# JavaDoc, API



## Sascha Birohi (23. Apr 2014)

1 a)Implementieren Sie die Klasse Queen. Ein Queen-Objekt hat eine X- und Y- Koordinate, sowie die Anzahl der in Konflikt stehenden anderen Damen.
  b) Lassen Sie die Klasse Queen das Interface Comparable implementieren. Es soll ein Queen-Objekt mit einem Anderen anhand der Anzahl der Konflikte verglichen werden.  

2a)Implementieren Sie die Klasse Heuristic,  welche von der Klasse BasicQueenSolver erbt. Diese soll eine Lösung des Damenproblems für ein 50x50-Feld mittels Heuristischer Optimierung ausgeben.
   b) Implementieren Sie die abstrakte Methode solve. Implementieren Sie die Heuristische Optimierung wie auf der ersten Seite beschrieben. Falls Sie Probleme haben, orientieren Sie sich an dem Algorithmus und den Hilfsmethoden, die am Ende des Übungsblatts angegeben sind.
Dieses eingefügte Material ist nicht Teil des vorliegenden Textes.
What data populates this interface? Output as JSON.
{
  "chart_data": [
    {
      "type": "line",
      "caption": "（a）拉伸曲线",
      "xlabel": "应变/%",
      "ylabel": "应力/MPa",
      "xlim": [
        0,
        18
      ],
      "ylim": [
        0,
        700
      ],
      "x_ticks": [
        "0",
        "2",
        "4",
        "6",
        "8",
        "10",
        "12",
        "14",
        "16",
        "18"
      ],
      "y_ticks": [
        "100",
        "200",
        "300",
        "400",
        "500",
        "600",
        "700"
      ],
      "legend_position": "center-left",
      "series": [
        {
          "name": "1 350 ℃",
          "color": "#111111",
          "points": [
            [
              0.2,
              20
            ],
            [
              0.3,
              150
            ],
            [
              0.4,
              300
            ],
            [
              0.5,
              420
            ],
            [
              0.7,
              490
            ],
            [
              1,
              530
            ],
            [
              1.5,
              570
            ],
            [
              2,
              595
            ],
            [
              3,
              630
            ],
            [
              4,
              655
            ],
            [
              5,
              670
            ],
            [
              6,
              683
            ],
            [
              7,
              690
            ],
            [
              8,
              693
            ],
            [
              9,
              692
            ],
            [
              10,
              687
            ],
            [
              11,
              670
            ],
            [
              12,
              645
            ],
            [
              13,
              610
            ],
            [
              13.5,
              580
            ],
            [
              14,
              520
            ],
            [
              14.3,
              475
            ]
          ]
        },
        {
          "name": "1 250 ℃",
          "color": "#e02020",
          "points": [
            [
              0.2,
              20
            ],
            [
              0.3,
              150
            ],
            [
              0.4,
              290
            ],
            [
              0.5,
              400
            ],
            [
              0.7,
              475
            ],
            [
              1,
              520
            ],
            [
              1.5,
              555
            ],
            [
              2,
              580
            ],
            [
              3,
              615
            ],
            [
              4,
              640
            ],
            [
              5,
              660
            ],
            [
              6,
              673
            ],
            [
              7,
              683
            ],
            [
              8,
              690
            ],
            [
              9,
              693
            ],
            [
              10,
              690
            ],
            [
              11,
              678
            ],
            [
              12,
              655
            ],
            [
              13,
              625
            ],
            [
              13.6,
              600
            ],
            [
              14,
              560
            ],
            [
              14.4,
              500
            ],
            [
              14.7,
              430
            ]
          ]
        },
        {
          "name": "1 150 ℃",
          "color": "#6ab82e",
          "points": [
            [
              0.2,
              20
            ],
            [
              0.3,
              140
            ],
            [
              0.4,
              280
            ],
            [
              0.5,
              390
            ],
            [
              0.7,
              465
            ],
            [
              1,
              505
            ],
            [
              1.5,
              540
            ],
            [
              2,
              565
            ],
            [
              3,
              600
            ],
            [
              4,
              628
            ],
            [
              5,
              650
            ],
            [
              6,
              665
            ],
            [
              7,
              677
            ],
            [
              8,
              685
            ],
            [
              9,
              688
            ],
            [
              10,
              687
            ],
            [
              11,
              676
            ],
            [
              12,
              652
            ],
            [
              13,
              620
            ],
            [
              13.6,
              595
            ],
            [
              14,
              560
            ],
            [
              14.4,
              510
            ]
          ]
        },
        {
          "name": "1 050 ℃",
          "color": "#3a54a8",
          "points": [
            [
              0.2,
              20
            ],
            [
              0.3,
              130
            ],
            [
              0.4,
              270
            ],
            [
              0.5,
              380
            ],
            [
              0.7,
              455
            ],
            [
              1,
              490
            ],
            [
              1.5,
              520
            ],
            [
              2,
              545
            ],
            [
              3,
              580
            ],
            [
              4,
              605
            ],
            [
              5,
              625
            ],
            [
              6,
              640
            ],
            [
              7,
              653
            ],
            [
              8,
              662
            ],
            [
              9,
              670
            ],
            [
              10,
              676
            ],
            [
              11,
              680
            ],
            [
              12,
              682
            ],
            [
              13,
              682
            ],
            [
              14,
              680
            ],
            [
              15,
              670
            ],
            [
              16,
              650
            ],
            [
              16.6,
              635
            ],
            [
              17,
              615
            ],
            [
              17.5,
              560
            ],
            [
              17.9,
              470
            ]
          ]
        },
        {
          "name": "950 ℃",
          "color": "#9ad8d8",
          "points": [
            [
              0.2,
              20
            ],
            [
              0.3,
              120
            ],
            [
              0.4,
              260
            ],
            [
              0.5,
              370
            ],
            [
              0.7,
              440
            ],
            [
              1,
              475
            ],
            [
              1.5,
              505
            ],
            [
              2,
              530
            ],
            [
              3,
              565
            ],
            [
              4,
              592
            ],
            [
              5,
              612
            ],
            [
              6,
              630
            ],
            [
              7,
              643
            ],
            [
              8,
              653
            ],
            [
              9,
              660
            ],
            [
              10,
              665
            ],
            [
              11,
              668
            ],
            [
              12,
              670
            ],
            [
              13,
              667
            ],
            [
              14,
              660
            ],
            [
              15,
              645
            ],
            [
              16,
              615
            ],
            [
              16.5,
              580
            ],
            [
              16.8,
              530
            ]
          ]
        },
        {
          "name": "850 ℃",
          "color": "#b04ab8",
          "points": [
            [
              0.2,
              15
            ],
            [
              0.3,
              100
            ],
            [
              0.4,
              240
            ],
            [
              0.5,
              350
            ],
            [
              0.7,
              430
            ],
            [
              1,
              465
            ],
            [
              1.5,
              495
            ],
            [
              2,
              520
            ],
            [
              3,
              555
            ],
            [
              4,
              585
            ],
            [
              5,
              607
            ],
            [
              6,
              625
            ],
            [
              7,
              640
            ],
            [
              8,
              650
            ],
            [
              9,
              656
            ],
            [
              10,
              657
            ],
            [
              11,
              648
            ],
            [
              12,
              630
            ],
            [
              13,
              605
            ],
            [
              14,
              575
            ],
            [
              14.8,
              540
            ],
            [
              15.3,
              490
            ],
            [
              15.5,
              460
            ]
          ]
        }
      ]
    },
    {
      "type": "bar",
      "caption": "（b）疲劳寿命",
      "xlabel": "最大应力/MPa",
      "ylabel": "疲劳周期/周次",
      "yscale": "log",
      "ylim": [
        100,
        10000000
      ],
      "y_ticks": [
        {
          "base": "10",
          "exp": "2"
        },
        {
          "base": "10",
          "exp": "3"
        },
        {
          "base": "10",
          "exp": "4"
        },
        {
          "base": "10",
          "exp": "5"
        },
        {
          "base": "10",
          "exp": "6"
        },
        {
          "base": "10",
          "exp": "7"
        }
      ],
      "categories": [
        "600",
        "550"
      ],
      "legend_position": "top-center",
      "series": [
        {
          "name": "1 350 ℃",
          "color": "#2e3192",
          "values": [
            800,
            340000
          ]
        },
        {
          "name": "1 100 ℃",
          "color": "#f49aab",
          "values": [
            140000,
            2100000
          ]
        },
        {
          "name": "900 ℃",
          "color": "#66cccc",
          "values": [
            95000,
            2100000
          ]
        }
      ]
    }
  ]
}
ich sitze Tagelang schon davor und weiß nicht wie ich das machen soll.

Außerdem bin ich nicht so gut in programmieren.

Bitte um Hilfe!


----------



## anti-held (23. Apr 2014)

Wir machen keine Hausaufgaben, aber wir helfen dabei

Wenn du schon Tage davorsitzt, was hast du denn schon alles erstellt?
Wir haben das Aufgabenblatt nicht (also auch nicht die Algorithmen, Hilfsmethoden etc)


----------



## Sascha Birohi (23. Apr 2014)

anti-held hat gesagt.:


> Wir machen keine Hausaufgaben, aber wir helfen dabei
> 
> Wenn du schon Tage davorsitzt, was hast du denn schon alles erstellt?
> Wir haben das Aufgabenblatt nicht (also auch nicht die Algorithmen, Hilfsmethoden etc)


ich kann das Aufgabenblatt hochladen.

Naja ich habe eherlich gesagt noch nichts


----------



## anti-held (23. Apr 2014)

Wie schon gesagt, deine Hausaufgaben machen werden wir dir nicht.
Einen Ansatz solltest du schon bringen.


----------



## Flown (23. Apr 2014)

Also es ist schon mal hilfreich, wenn wir den Übungszettel/Hilfsklassen usw. haben.


----------